On a late Friday morning, I meet with Samantha Nock and Eirinn McHattie for coffee. Our greeting is coloured by the caffeinated interactions all around us. Past the window glare are glimpses of condos in their final stages of development, greying what is otherwise a bright Vancouver day.
That evening, Nock and McHattie would be hosting their sixth installment of Poetry Is Bad For You (PIBFY) —a refreshing anomaly in contrast with standard event formulas of the literary world, where academically-dominated exclusivity can tend to centralize the interests of established institutions and published writers, university creative writing departments, local publishing companies, and the financial aims associated therein.
While, as of late, a more diverse spectrum of literary events has been coming into form, PIBFY has mobilized an impressive counter-response to elitism in the lit sphere, making space for emerging writers and experimental engagement.
Poetry Is Bad For You has introduced an unprecedentedly cool and colloquial approachability to the interchange between poetic output and reception, encouraging a perspective shift of what poetry readings can be. In its inception, Sam and Eirinn hoped Poetry Is Bad For You could straddle the literary and DIY scenes, offering an accessible space to anyone and everyone — regardless of their familiarity with poetry.
Of course, it’s easy to see why PIBFY has been such a uniquely popular addition to the arts community: Sam and Eirinn have embraced and integrated key organizational cues that have vitalized other successful local events, while subverting the rigidity and formality inherent to many literary readings. Listeners are encouraged to hang out between performances — drink a beer, get air or have a smoke, catch up with old friends and make new ones.
“I think it’s just really nice to have this event where we’re not associated so much with the lit world, which can be really intense and kind of has this like, publish or perish idea, where you have to already be semi-established to get a toe in,” says Sam, explaining that PIBFY offers a space for emerging writers and “people who’ve never read before and wanna take a chance in a nice and comfortable atmosphere to just do it, and just try, low bar, no pressure.”
The encouraging environment cultivated at PIBFY has acted as an important step towards increasing openness and malleability in the local poetry sphere, paving the way for further expansion and experimentation in Vancouver’s rapidly-evolving lit scene.
“People can be exposed to some language that’s fresh, and some feelings, and you’re sort of free to take that how you want,” says Eirinn of the events. “I think some poems are more direct than others, and there’s such a wide range.
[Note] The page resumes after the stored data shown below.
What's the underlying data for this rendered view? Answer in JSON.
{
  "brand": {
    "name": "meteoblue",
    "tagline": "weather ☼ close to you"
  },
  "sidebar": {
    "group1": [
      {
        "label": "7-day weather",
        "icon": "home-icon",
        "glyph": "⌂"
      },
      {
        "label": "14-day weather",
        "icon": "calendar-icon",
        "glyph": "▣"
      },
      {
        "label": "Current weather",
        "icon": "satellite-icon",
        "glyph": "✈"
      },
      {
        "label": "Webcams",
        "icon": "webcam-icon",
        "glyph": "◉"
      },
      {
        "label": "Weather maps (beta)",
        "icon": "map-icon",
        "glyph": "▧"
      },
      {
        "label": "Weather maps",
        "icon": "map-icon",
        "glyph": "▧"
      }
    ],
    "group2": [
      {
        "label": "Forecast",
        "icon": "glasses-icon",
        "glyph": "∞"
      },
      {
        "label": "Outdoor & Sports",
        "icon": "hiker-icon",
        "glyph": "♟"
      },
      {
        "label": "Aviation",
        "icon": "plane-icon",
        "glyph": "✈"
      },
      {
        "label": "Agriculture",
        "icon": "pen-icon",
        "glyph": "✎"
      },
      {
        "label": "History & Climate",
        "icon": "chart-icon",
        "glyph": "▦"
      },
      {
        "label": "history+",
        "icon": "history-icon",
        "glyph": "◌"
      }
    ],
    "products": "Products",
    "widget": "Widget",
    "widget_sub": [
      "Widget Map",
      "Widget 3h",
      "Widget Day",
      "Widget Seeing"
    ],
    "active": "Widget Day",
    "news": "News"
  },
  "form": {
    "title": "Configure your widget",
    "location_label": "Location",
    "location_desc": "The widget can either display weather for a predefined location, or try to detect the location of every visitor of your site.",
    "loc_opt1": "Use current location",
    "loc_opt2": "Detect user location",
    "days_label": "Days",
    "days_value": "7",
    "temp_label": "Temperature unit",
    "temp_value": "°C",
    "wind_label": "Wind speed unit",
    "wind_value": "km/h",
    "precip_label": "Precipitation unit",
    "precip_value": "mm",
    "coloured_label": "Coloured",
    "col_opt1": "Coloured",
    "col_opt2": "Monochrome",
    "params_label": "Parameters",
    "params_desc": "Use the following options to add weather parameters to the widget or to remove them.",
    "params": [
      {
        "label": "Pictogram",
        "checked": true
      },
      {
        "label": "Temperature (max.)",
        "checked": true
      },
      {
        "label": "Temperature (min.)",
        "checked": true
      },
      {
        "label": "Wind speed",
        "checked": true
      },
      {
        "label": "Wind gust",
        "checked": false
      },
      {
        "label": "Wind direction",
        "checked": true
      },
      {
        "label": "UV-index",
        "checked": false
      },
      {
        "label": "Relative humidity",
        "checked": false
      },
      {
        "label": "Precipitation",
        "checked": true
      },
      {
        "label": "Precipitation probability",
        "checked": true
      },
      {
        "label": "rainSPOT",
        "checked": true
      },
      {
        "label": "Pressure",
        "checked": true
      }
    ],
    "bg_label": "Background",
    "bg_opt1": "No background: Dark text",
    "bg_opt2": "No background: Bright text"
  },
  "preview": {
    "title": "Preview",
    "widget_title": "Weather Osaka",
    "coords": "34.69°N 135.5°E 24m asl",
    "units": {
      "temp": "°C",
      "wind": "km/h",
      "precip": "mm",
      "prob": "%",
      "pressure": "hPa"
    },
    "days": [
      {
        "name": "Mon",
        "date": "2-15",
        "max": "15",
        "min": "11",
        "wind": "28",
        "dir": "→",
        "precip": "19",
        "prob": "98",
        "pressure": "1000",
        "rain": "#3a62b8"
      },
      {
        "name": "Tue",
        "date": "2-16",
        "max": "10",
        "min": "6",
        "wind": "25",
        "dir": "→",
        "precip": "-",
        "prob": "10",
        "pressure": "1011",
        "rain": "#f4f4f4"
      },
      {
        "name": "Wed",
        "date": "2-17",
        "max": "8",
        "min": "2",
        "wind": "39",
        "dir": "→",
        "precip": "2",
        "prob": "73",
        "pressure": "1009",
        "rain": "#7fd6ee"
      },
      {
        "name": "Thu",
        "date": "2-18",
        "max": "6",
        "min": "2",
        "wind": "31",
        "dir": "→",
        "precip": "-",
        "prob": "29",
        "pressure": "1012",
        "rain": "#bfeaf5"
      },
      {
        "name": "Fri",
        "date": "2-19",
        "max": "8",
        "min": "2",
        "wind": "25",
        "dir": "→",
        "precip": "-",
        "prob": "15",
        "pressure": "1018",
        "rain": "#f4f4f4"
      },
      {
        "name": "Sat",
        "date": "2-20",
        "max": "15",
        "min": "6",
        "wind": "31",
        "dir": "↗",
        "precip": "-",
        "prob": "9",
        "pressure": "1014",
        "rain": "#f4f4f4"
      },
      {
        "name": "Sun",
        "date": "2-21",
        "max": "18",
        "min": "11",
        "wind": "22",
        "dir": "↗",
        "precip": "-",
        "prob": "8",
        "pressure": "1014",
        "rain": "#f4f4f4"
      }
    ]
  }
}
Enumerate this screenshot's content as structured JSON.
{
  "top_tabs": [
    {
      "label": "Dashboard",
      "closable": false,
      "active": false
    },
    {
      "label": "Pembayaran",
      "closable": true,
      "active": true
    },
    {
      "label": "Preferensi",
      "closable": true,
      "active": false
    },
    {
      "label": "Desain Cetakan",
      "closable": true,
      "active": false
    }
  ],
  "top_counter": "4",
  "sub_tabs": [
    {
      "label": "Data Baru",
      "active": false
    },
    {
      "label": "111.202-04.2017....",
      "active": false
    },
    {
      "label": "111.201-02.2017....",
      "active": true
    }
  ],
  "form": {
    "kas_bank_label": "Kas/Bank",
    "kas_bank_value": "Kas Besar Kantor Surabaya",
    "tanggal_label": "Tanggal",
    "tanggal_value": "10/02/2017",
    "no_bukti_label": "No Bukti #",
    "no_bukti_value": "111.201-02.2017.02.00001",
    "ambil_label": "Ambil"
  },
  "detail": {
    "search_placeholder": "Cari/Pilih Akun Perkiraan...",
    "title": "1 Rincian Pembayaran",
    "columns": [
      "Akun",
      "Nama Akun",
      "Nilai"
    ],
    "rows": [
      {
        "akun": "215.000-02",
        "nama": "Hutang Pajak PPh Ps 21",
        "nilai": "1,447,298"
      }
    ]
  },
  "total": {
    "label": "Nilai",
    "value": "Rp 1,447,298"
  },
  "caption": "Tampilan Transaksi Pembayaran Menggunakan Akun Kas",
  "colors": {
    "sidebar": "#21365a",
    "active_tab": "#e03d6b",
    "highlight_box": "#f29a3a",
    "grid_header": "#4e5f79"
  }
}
I just really like this idea of exposing people to the opportunity to hear something that’s gonna change the way you think […] in a didactic way […] or it can be in a more abstract way, that just forces you to make different connections than you otherwise would.”
During PIBFY events, readers and hosts alike have spoken candidly and critically about the minutiae of sociopolitical oppression, topics breaching: sexuality, mental health divergence, gender and racial tensions, radical love, drug use, and more.
The readings have served not just as a politically and creatively generative space, but a dynamic alternative to the usual weekend run of Vancouver events. At PIBFY events, entry is by-donation, listeners can buy cheap beer and cider, scoop hummus and chips from the snack table, browse through zines and other materials by local writers and artists. Best of all, attendees get to hear incredible contemporary poetry.
“I’ve seen a lot of people who don’t know each other at these events chat, people from all corners talking, which I think is cool. But there’s also space if you need to take space. I think we’re pretty friendly people. It’s a welcoming place,” says Sam.
“I don’t know what their exposure to poetry or readings has been in the past, but it’s always very positive, and readers know that they’re not gonna get laughed at or whatever,” Eirinn continues. “If someone’s laughing during your poems, it’s cause you tickled them.”
Best of all, the event takes place at The Toast Collective, already a much-loved DIY venue that offers room for community-based artists, musicians, and collectives to put on events, shows and workshops, and which has, thus far, stayed resilient despite rampant renoviction and general displacement of cultural spaces around the city.
“It’s been really cool. Like, I’ve been surprised at how good the turnout has been for all the events — knock on wood for tonight,” jokes Sam. “I’m always scared that it’s gonna be like a bad sixteenth birthday party, where you plan it and no one shows up. But I’ve been really surprised by how many people have come out, and the variety of people.”
When asked what’s in the future for PIBFY, Sam and Eirinn open up about their hopes toward growing the community: “Anything that makes it kind of more collaborative and more community-based is really exciting. And then the other thing — I’d love to do a zine,” says Eirinn.
“I was just gonna say that! And maybe merch. I just need a new tote bag. This is completely self-serving,” says Sam, laughing.
Regardless of what’s to come, Poetry Is Bad For You doesn’t seem to be losing any steam. The event has been consistently packed since their first reading last spring. When asked how emerging writers can get involved, Sam and Eirinn’s advice is: “Get in contact with us, talk to us in person, send as an email — whatever.”